USAID has been directing a call to action to the private sector and announced at Cop28 it had recruited more than 25 companies that have committed a combined $3bn in both cash and in-kind resources to advance adaptation and resilience. “That might involve strengthening their own supply chains or the preparedness of their workforce but, even more importantly, it could also involve changes to the products and services that they're offering,” Caldwell said.
One company joining USAID’s call to action, Jupiter Intelligence, is developing a product that can model how any location on Earth will likely be affected in the years from now until 2100 by eight climate risks, including heat, flood and drought, and quantifying the economic impact of those risks. That insight will be “incredibly relevant”, Caldwell said, not just to businesses, but also to local communities, so they can think about how they can try to mitigate those risks.
Financial resilience
Iyahen noted that, globally, insurers collect a premium volume of about $7trn per year, of which as much as $5.35trn supports financial resilience in the form of insurance claims and benefits payouts. “That's significant but oftentimes we don't think about this contribution that insurance makes in terms of supporting the ability of people to respond to shocks,” she said, adding it is the largest contribution society receives outside of government funding.
The value of insurers within this context is threefold, Iyahen said. The first is their risk expertise and analytics. “What underpins the ability of the industry to underwrite these risks is actually their technical capability to understand what risk actually looks like and how is it changing,” she said.
The second value is underwriting. “Despite the big figures that I referenced, those payouts and those benefits are primarily concentrated in developed economies. At the Insurance Development Forum, our efforts are really focused on how we expand insurance and risk capabilities in emerging developing markets.

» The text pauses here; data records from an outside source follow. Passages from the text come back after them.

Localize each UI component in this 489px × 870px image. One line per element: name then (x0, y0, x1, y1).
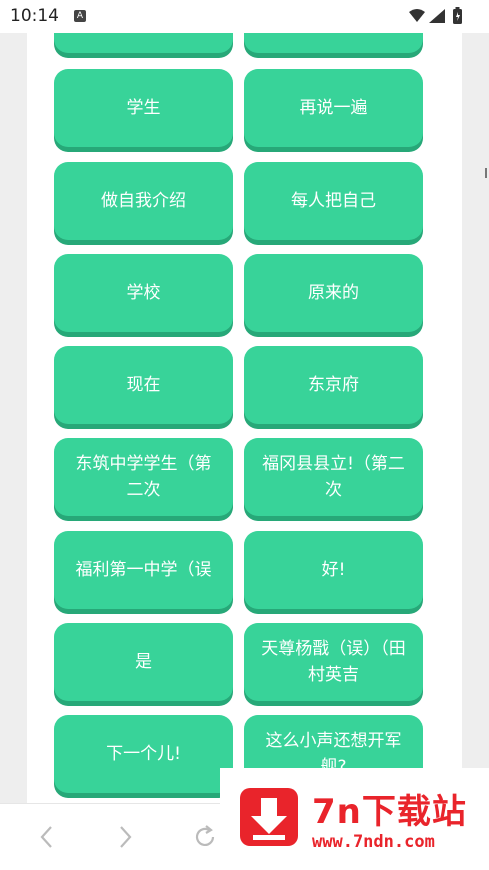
phrase-button[interactable]: 现在 (54, 346, 233, 424)
phrase-button[interactable]: 东京府 (244, 346, 423, 424)
watermark-url: www.7ndn.com (312, 832, 435, 852)
status-time: 10:14 (10, 6, 59, 26)
forward-icon[interactable] (110, 822, 140, 852)
watermark-title: 7n下载站 (312, 792, 467, 832)
watermark: 7n下载站 www.7ndn.com (220, 768, 489, 869)
status-bar: 10:14 A (0, 0, 489, 33)
phrase-button[interactable]: 天尊杨戬（误）（田村英吉 (244, 623, 423, 701)
phrase-button[interactable] (244, 33, 423, 53)
phrase-button[interactable]: 下一个儿! (54, 715, 233, 793)
signal-icon (429, 9, 445, 23)
wifi-icon (409, 9, 425, 22)
phrase-button[interactable]: 福冈县县立!（第二次 (244, 438, 423, 516)
notification-a-icon: A (74, 10, 86, 22)
phrase-button[interactable]: 福利第一中学（误 (54, 531, 233, 609)
download-logo-icon (240, 788, 298, 846)
phrase-button[interactable]: 学校 (54, 254, 233, 332)
phrase-button[interactable]: 原来的 (244, 254, 423, 332)
phrase-button[interactable]: 好! (244, 531, 423, 609)
status-icons (407, 7, 467, 25)
scrollbar[interactable] (485, 168, 487, 178)
back-icon[interactable] (32, 822, 62, 852)
battery-icon (453, 7, 462, 24)
phrase-button[interactable]: 每人把自己 (244, 162, 423, 240)
reload-icon[interactable] (190, 822, 220, 852)
phrase-button[interactable]: 是 (54, 623, 233, 701)
content-card[interactable]: 学生 再说一遍 做自我介绍 每人把自己 学校 原来的 现在 东京府 东筑中学学生… (27, 33, 462, 803)
phrase-button[interactable]: 东筑中学学生（第二次 (54, 438, 233, 516)
phrase-button[interactable]: 学生 (54, 69, 233, 147)
phrase-button[interactable] (54, 33, 233, 53)
phrase-button[interactable]: 做自我介绍 (54, 162, 233, 240)
phrase-button[interactable]: 再说一遍 (244, 69, 423, 147)
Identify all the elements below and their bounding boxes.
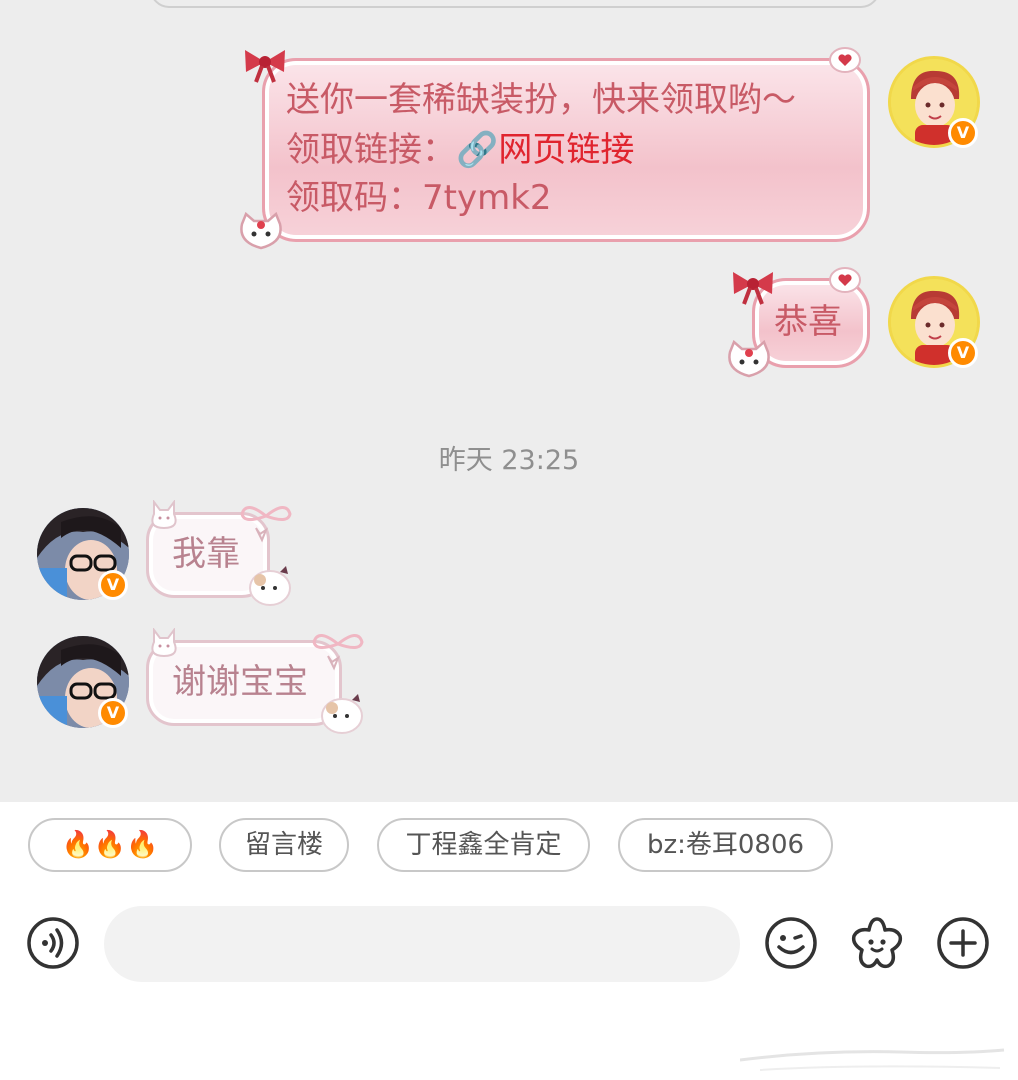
link-icon: 🔗 — [456, 130, 499, 170]
verified-badge: V — [98, 570, 128, 600]
heart-bubble-icon — [829, 267, 861, 293]
bunny-icon — [151, 628, 177, 658]
message-timestamp: 昨天 23:25 — [438, 445, 580, 476]
verified-badge: V — [948, 118, 978, 148]
reply-text-2: 谢谢宝宝 — [172, 662, 308, 702]
ribbon-icon — [240, 506, 292, 543]
verified-badge: V — [948, 338, 978, 368]
gift-web-link[interactable]: 网页链接 — [498, 130, 634, 170]
voice-icon[interactable] — [26, 916, 80, 970]
ribbon-icon — [312, 634, 364, 671]
gift-line-2: 领取链接：🔗网页链接 — [286, 130, 634, 170]
watermark-scribble — [740, 1048, 1005, 1071]
congrats-text: 恭喜 — [774, 302, 842, 342]
quick-reply-chip-message-board[interactable]: 留言楼 — [219, 818, 349, 872]
quick-reply-chip-bz[interactable]: bz:卷耳0806 — [618, 818, 833, 872]
quick-reply-chip-fire[interactable]: 🔥🔥🔥 — [28, 818, 192, 872]
kitty-icon — [728, 340, 770, 378]
kitty-icon — [240, 212, 282, 250]
heart-bubble-icon — [829, 47, 861, 73]
bow-icon — [733, 272, 773, 305]
verified-badge: V — [98, 698, 128, 728]
chat-area[interactable]: 送你一套稀缺装扮，快来领取哟～ 领取链接：🔗网页链接 领取码：7tymk2 V … — [0, 0, 1018, 802]
bow-icon — [245, 50, 285, 83]
gift-link-label: 领取链接： — [286, 130, 456, 170]
quick-reply-bar: 🔥🔥🔥 留言楼 丁程鑫全肯定 bz:卷耳0806 — [0, 802, 1018, 888]
message-input[interactable] — [104, 906, 740, 982]
bunny-icon — [151, 500, 177, 530]
reply-text-1: 我靠 — [172, 534, 240, 574]
previous-message-bubble — [150, 0, 880, 8]
cat-mascot-icon — [249, 566, 291, 606]
cat-mascot-icon — [321, 694, 363, 734]
quick-reply-chip-affirm[interactable]: 丁程鑫全肯定 — [377, 818, 590, 872]
gift-line-3: 领取码：7tymk2 — [286, 178, 552, 218]
gift-line-1: 送你一套稀缺装扮，快来领取哟～ — [286, 80, 796, 120]
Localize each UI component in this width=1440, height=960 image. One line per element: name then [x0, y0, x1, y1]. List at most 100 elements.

That is relevant is because in these markets, we are talking about 2% to 3% of insurance penetration rates.”
A third value, and one that is also often overlooked, she added, is that insurers are more than underwriters – they are also institutional investors, having about $40trn of assets under management. “It is inherently within the interests of the insurance industry to take climate risk, and resilience and adaptation seriously. If we are not investing adequately in risk reduction, then access to insurance becomes an issue and there are cascading impacts, which can be quite profound,” she said.
The role of insurers requires partnership with the public sector, which is “very easy to talk about” but translating it into action is “a completely different ballgame”, she added. To that end, the IDF set itself the challenge of bringing together chief investment officers from a variety of insurance companies to find out what it would take to invest in these markets, particularly small and medium-sized enterprises. The result of those talks is a blueprint of consensus on their requirements, and the IDF is now working closely with BlackRock to operationalise this and to catalyse even greater action.